И все же Бэби никак не могла успокоиться на достигнутом. Когда ей не подворачивалось никого и ничего интересного, она читала. Поначалу Хатчмейер даже поощрял ее тягу к печатному слову, решив, что Бэби либо растет над собой, либо сходит на нет. Как обычно в случае с нею, он был неправ. Самоусовершенствование путем косметических операций вкупе с духовными запросами образовало жуткий гибрид. Из недалекой подштопанной шлюхи Бэби стала начитанной женщиной. Это превращение Хатчмейер заметил, вернувшись с франкфуртской книжной ярмарки и застав жену за чтением «Идиота».
— Как ты сказала? — не поверил он своим ушам, услышав, что книга эта увлекательная и полезная. — Для кого это она полезная?
— Для современного общества, пораженного духовным кризисом, — ответила Бэби. — Для нас.
— «Идиот» — для нас? — возмутился Хатчмейер. — Про то, как один малый вообразил себя Наполеоном, пришиб топором старушонку — и это для нас полезно? Большая мне будет польза — как от дырки в голове.

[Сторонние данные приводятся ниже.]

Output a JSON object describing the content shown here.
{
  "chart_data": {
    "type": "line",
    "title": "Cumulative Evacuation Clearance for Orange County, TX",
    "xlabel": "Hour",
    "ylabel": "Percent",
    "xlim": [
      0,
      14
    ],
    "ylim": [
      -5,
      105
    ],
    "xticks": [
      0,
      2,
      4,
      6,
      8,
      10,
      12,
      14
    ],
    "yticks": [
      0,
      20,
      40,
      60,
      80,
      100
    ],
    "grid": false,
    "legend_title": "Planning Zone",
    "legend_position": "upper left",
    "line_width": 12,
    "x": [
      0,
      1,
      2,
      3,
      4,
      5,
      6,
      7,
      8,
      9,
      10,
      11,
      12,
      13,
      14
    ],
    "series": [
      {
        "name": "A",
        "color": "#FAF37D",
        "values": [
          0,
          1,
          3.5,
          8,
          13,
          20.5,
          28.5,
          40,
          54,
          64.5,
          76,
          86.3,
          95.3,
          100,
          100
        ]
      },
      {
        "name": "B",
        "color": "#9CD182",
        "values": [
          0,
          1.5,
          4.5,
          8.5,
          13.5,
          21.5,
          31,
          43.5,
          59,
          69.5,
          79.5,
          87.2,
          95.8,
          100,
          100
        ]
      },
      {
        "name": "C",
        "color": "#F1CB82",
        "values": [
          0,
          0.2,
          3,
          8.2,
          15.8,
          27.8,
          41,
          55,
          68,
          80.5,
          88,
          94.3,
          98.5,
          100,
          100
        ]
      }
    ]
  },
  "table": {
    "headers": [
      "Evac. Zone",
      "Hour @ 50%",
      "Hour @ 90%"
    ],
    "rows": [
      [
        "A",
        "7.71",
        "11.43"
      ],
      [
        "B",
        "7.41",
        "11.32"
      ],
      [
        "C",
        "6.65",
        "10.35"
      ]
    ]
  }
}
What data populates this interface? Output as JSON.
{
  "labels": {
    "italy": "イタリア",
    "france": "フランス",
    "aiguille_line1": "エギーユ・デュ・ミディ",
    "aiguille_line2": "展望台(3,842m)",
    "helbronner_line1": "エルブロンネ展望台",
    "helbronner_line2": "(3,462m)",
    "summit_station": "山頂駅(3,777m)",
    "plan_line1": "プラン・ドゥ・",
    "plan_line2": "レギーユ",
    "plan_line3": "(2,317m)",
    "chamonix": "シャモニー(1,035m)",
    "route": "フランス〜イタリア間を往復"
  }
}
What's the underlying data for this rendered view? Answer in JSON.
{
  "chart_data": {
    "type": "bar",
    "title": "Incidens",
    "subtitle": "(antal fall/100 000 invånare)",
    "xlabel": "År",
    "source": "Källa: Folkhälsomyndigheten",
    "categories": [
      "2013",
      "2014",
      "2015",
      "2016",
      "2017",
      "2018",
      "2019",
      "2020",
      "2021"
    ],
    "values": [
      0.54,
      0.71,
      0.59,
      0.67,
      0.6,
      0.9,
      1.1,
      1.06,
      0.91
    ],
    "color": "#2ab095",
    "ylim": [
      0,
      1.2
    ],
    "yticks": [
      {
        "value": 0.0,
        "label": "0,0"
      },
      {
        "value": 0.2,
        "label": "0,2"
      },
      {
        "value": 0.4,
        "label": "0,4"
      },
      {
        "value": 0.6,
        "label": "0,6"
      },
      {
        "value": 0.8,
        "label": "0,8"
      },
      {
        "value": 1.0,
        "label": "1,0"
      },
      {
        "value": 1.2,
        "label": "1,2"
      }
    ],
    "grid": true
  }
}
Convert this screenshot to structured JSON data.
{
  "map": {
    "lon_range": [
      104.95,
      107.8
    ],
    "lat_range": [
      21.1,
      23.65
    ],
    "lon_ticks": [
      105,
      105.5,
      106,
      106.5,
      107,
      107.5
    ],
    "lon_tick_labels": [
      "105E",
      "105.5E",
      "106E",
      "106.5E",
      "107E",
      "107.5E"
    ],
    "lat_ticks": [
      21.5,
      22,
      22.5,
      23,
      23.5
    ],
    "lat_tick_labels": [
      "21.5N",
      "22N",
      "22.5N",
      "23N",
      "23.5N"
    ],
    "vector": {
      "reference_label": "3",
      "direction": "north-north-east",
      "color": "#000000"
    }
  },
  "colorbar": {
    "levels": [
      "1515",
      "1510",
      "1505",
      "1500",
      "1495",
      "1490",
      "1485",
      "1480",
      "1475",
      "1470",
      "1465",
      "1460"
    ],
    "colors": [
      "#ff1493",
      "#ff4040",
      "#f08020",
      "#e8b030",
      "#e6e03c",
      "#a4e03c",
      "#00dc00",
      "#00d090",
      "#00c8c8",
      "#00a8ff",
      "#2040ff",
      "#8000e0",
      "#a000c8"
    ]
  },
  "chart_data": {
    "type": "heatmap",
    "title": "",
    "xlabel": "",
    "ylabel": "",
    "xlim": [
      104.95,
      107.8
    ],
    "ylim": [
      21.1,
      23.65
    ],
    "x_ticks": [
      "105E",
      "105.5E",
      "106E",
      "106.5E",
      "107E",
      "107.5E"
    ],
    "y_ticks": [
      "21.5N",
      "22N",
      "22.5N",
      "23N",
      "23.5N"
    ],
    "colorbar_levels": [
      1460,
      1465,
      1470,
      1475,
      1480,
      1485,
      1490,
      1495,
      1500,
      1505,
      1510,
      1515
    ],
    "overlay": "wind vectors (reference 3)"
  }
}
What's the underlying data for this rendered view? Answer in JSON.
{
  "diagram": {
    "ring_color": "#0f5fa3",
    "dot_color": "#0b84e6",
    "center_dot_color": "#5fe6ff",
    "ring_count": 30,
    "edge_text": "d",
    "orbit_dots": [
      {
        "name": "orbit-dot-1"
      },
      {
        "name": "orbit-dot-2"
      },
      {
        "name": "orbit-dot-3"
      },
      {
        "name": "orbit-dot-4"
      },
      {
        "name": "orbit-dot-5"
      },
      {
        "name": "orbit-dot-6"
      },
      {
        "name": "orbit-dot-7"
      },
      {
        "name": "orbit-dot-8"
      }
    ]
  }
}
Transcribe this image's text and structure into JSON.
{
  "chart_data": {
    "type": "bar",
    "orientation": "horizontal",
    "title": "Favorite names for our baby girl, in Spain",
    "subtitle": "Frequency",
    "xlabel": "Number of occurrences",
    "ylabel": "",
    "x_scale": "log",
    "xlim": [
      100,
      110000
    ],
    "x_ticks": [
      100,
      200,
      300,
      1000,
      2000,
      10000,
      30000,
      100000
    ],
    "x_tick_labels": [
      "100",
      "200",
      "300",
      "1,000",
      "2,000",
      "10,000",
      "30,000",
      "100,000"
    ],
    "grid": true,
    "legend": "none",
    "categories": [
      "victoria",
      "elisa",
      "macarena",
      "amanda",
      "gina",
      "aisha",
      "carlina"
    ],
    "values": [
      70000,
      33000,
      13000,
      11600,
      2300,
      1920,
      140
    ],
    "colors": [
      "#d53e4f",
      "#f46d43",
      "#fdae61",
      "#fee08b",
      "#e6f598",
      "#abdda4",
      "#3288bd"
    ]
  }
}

— У тебя и так голова с дыркой. Это же «Преступление и наказание», дуролом. Тоже мне издатель, ничего толком не знает.
— Я знаю, как сбывать книги, читать их я ни хрена не обязан, — заявил Хатчмейер. — Книги — это для тех, кто не находит себя в жизни. Дело делать — кишка тонка, вот и читают.
— Книги нас учат, — сказала Бэби.
— Чему? Апоплексическим припадкам? — спросил Хатчмейер, наконец припомнив, в чем дело в «Идиоте».
— ЭПИПЛЕКТИЧЕСКИМ. Это признак гения. Магомет тоже был припадочный.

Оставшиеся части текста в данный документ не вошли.